The research bridges the study of pants decompositions, where Bers constants bound the lengths of curves, and the theory of ideal triangulations described by shear coordinates. While previous work by Jiang provided bounds for triangulations with arcs ending in cusps, this paper handles the more general case where arcs are allowed to spiral infinitely around closed geodesics within the triangulation.

The proof strategy is elegant and constructive. It proceeds in two major steps. First, the author shows that any hyperbolic surface admits a “short” hexagon decomposition (Proposition 2.5). This is a decomposition of the surface into right-angled hexagons, obtained by cutting along a collection of disjoint simple closed geodesics Γ and a maximal set of orthogonal geodesic arcs A between them. Building on and extending work by Parlier, the author proves that such a decomposition exists where the lengths of curves in Γ and the lengths of arcs in A (or related truncated versions) are bounded by a constant times the logarithm of the area of the surface, which is 2π(2g-2+n).

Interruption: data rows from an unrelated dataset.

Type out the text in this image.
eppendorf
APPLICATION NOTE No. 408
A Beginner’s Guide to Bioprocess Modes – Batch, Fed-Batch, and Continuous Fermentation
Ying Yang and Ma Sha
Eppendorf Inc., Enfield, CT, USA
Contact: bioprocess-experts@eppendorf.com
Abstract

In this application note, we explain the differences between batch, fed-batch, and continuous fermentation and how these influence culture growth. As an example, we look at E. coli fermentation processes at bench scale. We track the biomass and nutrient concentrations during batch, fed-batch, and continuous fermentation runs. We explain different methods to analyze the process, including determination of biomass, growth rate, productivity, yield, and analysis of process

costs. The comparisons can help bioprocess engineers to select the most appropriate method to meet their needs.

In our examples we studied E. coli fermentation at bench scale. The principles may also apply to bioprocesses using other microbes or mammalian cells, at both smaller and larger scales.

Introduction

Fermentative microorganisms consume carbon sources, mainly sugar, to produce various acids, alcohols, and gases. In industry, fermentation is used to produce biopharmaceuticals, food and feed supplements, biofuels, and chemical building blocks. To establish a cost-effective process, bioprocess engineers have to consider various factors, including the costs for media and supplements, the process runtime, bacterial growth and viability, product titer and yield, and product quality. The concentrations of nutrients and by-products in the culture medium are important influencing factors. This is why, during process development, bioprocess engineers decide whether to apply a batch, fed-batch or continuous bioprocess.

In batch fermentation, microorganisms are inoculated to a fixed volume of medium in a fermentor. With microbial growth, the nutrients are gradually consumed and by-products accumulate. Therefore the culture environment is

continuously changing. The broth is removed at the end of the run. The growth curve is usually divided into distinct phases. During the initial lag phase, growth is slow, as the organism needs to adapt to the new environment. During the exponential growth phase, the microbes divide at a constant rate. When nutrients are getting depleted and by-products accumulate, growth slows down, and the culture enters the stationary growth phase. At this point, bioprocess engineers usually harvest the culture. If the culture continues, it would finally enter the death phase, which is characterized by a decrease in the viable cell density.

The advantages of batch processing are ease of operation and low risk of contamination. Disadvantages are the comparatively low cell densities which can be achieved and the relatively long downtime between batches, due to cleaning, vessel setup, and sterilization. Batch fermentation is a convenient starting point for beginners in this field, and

Second, from this hexagon decomposition, an ideal triangulation T(Γ, A) is constructed. Each orthogonal arc a ∈ A is transformed into an ideal (bi-infinite) arc a∞ by making it spiral infinitely many times around the closed curve(s) at its endpoint(s). The collection of these spiraling arcs forms an ideal triangulation. A key observation is that the shear parameter along such a spiraling arc a∞ is essentially governed by the length of a finite truncation a∞^T of that arc, as the infinite spiraling part does not contribute to the shear due to an area argument. Consequently, the shear is bounded by the length of this truncated arc.

Since the original arc a from the hexagon decomposition was “short,” its truncated version a_t is also length-controlled. By relating the length of a∞^T to that of a_t, the author derives the universal logarithmic upper bound for the maximum shear parameter in the constructed triangulation, thus proving the main theorem.

The paper begins with a thorough background section, defining key concepts like Teichmüller space, ideal triangulations, shear parameters, collar neighborhoods, and cusp neighborhoods. It carefully explains how shear coordinates parameterize Teichmüller space and sets up the problem of bounding the minimax shear S(X). The final sections detail the proofs, combining geometric arguments about collars, area estimates, and the properties of hexagon decompositions. The result provides a new topological invariant for hyperbolic surfaces and enriches the understanding of their geometric structures through the lens of shear coordinates.